UNE LANGUE EN BLOUSE DE TRAVAIL
Ses héros sont – comme à l’accoutumée – des prolos du Jura, magasiniers, artisans, travailleurs au noir ; ils bossent dans des supermarchés, sont intérimaires en usine, retapent leur maison eux-mêmes. C’est le même milieu populaire, généralement ignoré par la littérature, qu’explorent les romans de Nicolas Mathieu ; mais il est abordé ici sous un angle différent, plus familier, pour ainsi dire de l’intérieur.

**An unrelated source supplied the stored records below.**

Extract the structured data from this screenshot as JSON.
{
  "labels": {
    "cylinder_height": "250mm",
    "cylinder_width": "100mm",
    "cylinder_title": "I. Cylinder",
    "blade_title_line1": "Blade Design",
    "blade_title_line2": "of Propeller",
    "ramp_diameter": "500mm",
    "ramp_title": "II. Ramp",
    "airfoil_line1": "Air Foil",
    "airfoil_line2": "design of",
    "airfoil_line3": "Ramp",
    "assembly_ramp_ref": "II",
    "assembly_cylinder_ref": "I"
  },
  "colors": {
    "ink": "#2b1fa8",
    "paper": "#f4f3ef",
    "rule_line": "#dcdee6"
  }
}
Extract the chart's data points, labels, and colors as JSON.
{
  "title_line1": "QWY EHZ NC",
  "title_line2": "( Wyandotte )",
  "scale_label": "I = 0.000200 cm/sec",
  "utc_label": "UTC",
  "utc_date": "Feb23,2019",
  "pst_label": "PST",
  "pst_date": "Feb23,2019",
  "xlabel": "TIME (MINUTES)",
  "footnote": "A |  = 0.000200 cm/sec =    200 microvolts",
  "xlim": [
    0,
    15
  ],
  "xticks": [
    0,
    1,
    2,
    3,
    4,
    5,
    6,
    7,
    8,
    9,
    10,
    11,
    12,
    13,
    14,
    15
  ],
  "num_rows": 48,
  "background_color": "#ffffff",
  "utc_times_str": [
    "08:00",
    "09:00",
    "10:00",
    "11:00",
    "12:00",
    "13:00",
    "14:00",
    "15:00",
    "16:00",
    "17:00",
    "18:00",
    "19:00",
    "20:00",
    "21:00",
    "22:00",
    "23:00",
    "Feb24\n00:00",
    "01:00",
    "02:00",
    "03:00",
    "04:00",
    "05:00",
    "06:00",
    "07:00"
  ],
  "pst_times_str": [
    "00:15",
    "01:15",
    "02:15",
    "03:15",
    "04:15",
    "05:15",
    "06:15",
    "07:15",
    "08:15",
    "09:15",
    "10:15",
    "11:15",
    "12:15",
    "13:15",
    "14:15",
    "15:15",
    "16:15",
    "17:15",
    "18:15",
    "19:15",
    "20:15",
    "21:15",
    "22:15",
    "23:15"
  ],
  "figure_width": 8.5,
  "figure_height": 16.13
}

Bailly raconte son histoire dans un style brut, rude, précis ; une langue en blouse de travail et baskets, où les afféteries n’ont pas leur place. Le récit est à la première personne, comme pour Les Enfants des autres ; mais tandis que le « je » de ce roman visait à prendre le lecteur au piège de la psyché branlante du narrateur, pour une variation lynchienne sur le fantasme et la réalité, le « je » du Roman de Jim vise plutôt à cerner au plus près les sentiments de notre père d’adoption, hésitant d’abord face à Jim, puis amoureux fou, puis éperdu de détresse. Moins perché que L’Étoile du Hautacam, moins spectaculaire que Les Enfants des autres, ce Roman de Jim est un beau livre sensible où l’auteur fait montre pour ses personnages, attachants et humbles, d’une sorte de tendresse pudique, taciturne, comme s’il les avait toujours connus.